Vengo de un funeral que se ha cerrado con el canto religioso y solemne de La internacional. Como ocurre con las oraciones del cristianismo me ha parecido que la mayoría de los presentes ni se sabían la letra de lo que tarareaban a medias ni se sentían cómodos interpretando la liturgia del puño izquierdo alzado. Estamos olvidando las plegarias de nuestros padres, aquellas oraciones que rezaban con el máximo recogimiento para darse valor en los momentos en que la vida se pone cuesta arriba.
La vida sigue poniéndose caprichosamente cuesta arriba. Pero si ya no rezamos es porque estamos muy entrenados en el arte de distraernos.
Del difunto se ha dicho lo necesario: que era bueno. Entendámonos: que era bueno de acuerdo con lo que los congregados entienden por bondad. Pero bueno, al fin. Nadie diría de un difunto en su funeral que era una mala persona. Y en torno a las cenizas de la bondad, hemos rezado. O, al menos, hemos convocado a las oraciones de rigor.
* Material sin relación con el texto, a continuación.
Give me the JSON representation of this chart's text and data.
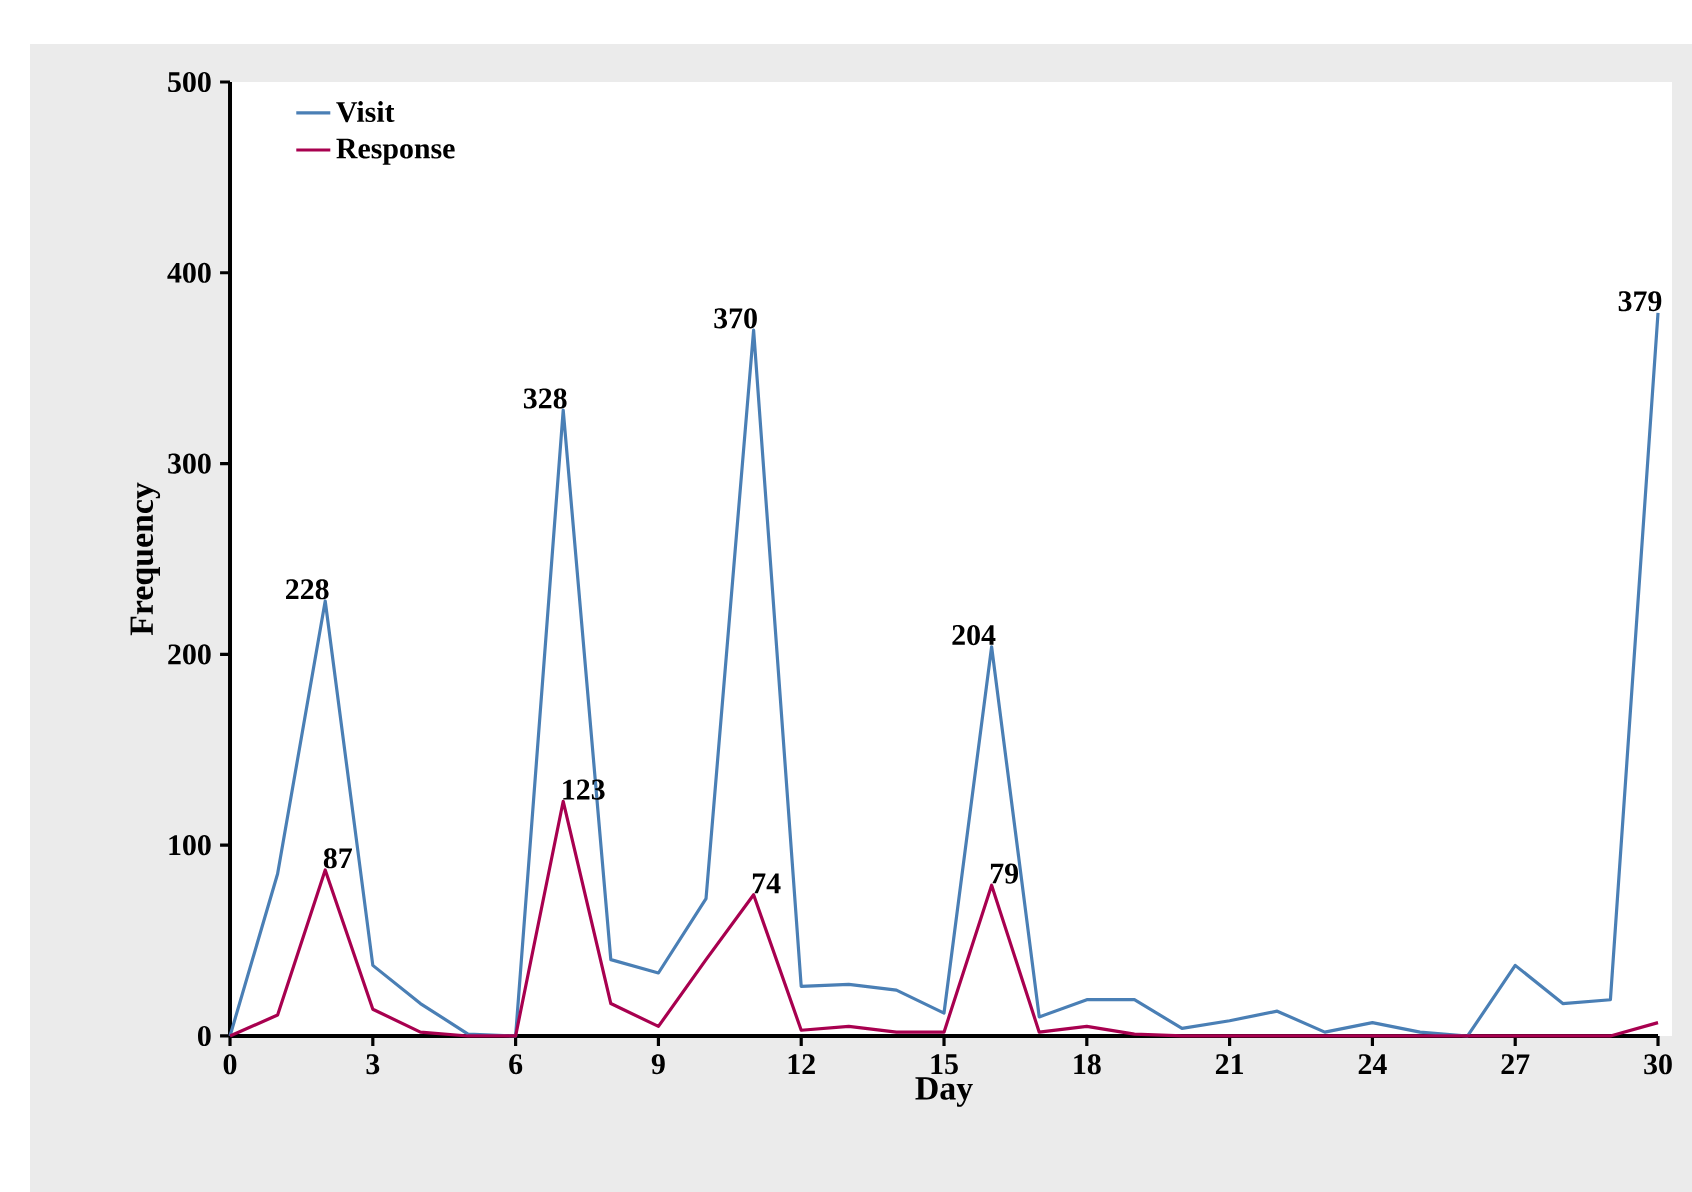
{
  "chart_data": {
    "type": "line",
    "xlabel": "Day",
    "ylabel": "Frequency",
    "x": [
      0,
      1,
      2,
      3,
      4,
      5,
      6,
      7,
      8,
      9,
      10,
      11,
      12,
      13,
      14,
      15,
      16,
      17,
      18,
      19,
      20,
      21,
      22,
      23,
      24,
      25,
      26,
      27,
      28,
      29,
      30
    ],
    "series": [
      {
        "name": "Visit",
        "color": "#4a7fb5",
        "values": [
          0,
          85,
          228,
          37,
          17,
          1,
          0,
          328,
          40,
          33,
          72,
          370,
          26,
          27,
          24,
          12,
          204,
          10,
          19,
          19,
          4,
          8,
          13,
          2,
          7,
          2,
          0,
          37,
          17,
          19,
          379
        ],
        "value_labels": [
          null,
          null,
          "228",
          null,
          null,
          null,
          null,
          "328",
          null,
          null,
          null,
          "370",
          null,
          null,
          null,
          null,
          "204",
          null,
          null,
          null,
          null,
          null,
          null,
          null,
          null,
          null,
          null,
          null,
          null,
          null,
          "379"
        ]
      },
      {
        "name": "Response",
        "color": "#a8004f",
        "values": [
          0,
          11,
          87,
          14,
          2,
          0,
          0,
          123,
          17,
          5,
          40,
          74,
          3,
          5,
          2,
          2,
          79,
          2,
          5,
          1,
          0,
          0,
          0,
          0,
          0,
          0,
          0,
          0,
          0,
          0,
          7
        ],
        "value_labels": [
          null,
          null,
          "87",
          null,
          null,
          null,
          null,
          "123",
          null,
          null,
          null,
          "74",
          null,
          null,
          null,
          null,
          "79",
          null,
          null,
          null,
          null,
          null,
          null,
          null,
          null,
          null,
          null,
          null,
          null,
          null,
          null
        ]
      }
    ],
    "xlim": [
      0,
      30
    ],
    "xticks": [
      0,
      3,
      6,
      9,
      12,
      15,
      18,
      21,
      24,
      27,
      30
    ],
    "ylim": [
      0,
      500
    ],
    "yticks": [
      0,
      100,
      200,
      300,
      400,
      500
    ],
    "legend": "top left",
    "marker": "none",
    "line_style": "solid"
  }
}
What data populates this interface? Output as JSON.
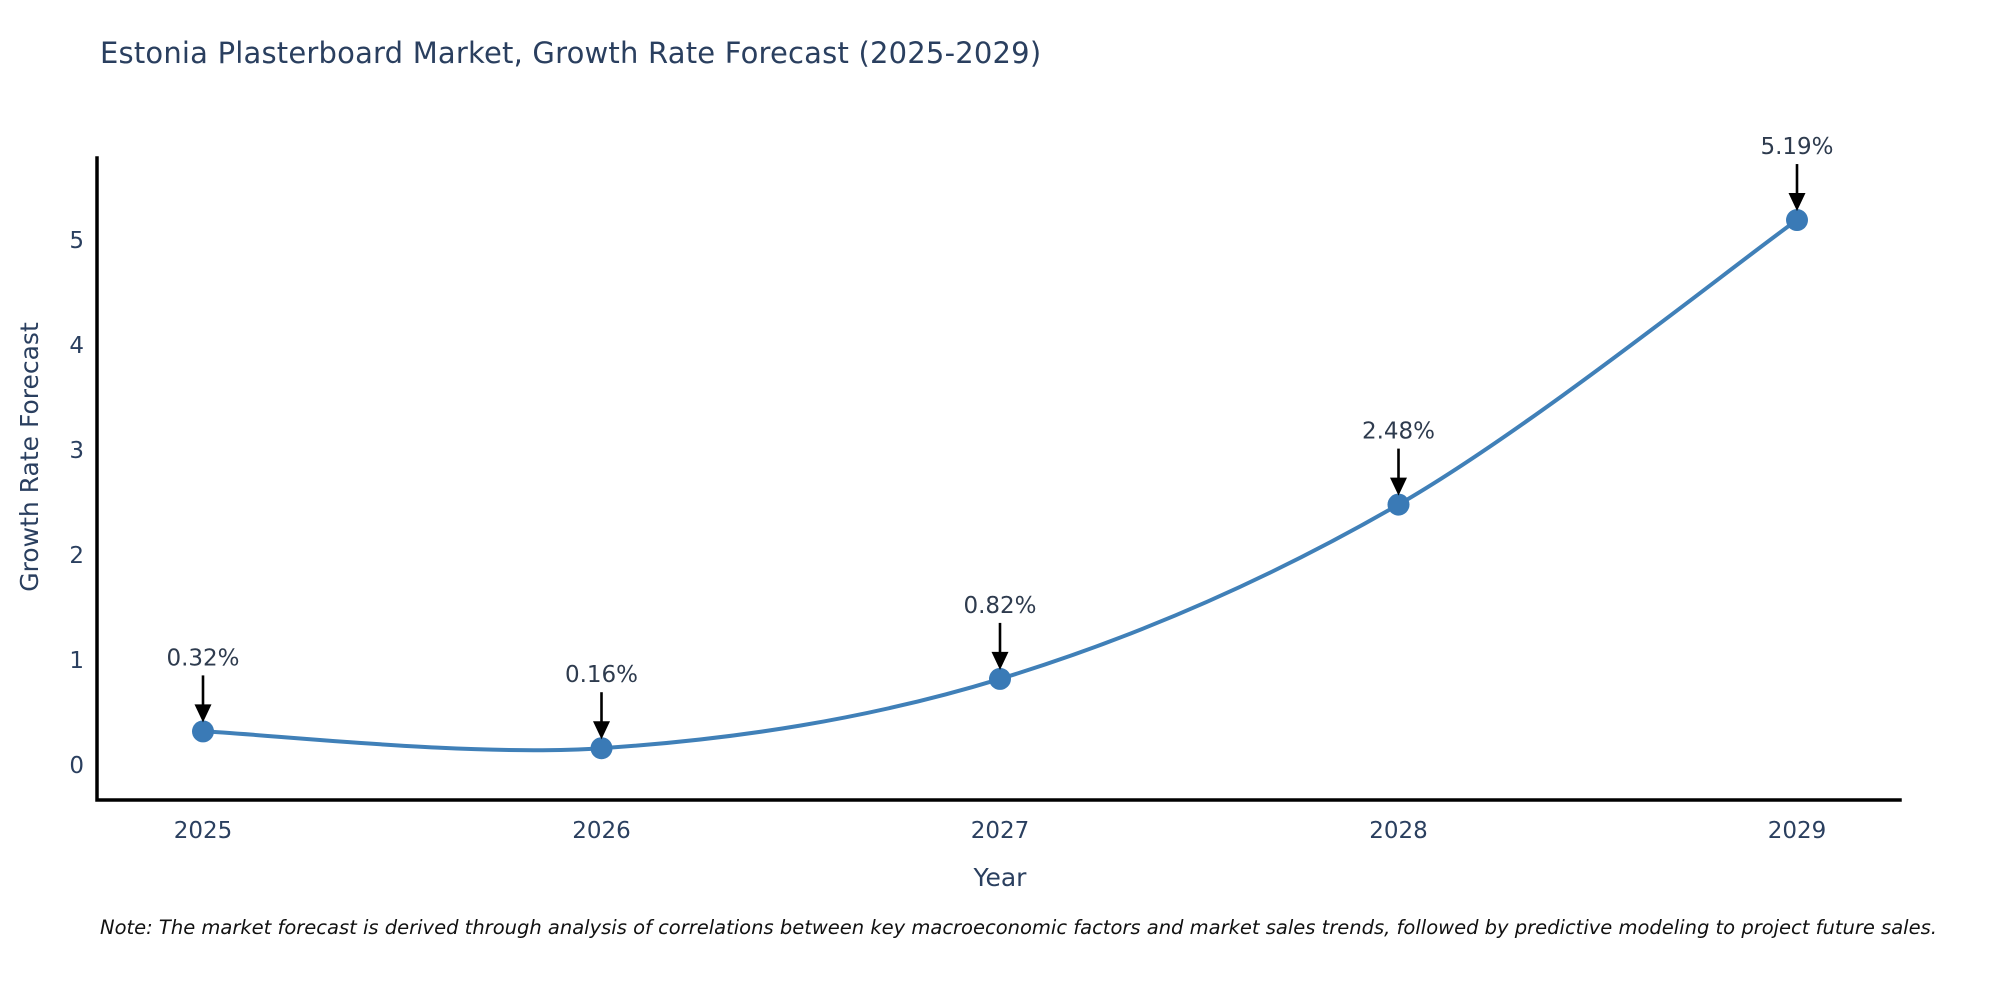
{
  "title": "Estonia Plasterboard Market, Growth Rate Forecast (2025-2029)",
  "note": "Note: The market forecast is derived through analysis of correlations between key macroeconomic factors and market sales trends, followed by predictive modeling to project future sales.",
  "chart_data": {
    "type": "line",
    "line_shape": "spline",
    "title": "Estonia Plasterboard Market, Growth Rate Forecast (2025-2029)",
    "xlabel": "Year",
    "ylabel": "Growth Rate Forecast",
    "categories": [
      "2025",
      "2026",
      "2027",
      "2028",
      "2029"
    ],
    "series": [
      {
        "name": "Growth Rate Forecast",
        "values": [
          0.32,
          0.16,
          0.82,
          2.48,
          5.19
        ]
      }
    ],
    "point_labels": [
      "0.32%",
      "0.16%",
      "0.82%",
      "2.48%",
      "5.19%"
    ],
    "yticks": [
      0,
      1,
      2,
      3,
      4,
      5
    ],
    "ylim": [
      -0.35,
      5.8
    ],
    "grid": false,
    "legend": "none",
    "annotation_style": "value label with downward black arrow onto each marker",
    "colors": {
      "line": "#4080b8",
      "marker": "#3a7ab6",
      "axis": "#000000",
      "tick_label": "#2a3f5f",
      "point_label": "#2e3b4e",
      "arrow": "#000000",
      "title": "#2a3f5f",
      "background": "#ffffff"
    }
  }
}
Añado algo de suma importancia, para no herir a nadie: Todo lo que he sentido en el funeral me ha parecido sincero, emotivo y entrañable. Y creo, por todo lo que sé, que el difunto era alguien realmente excepcional. Lo que hay aquí no es una crónica de un funeral concreto, sino un intento de reflexionar sobre las despedidas.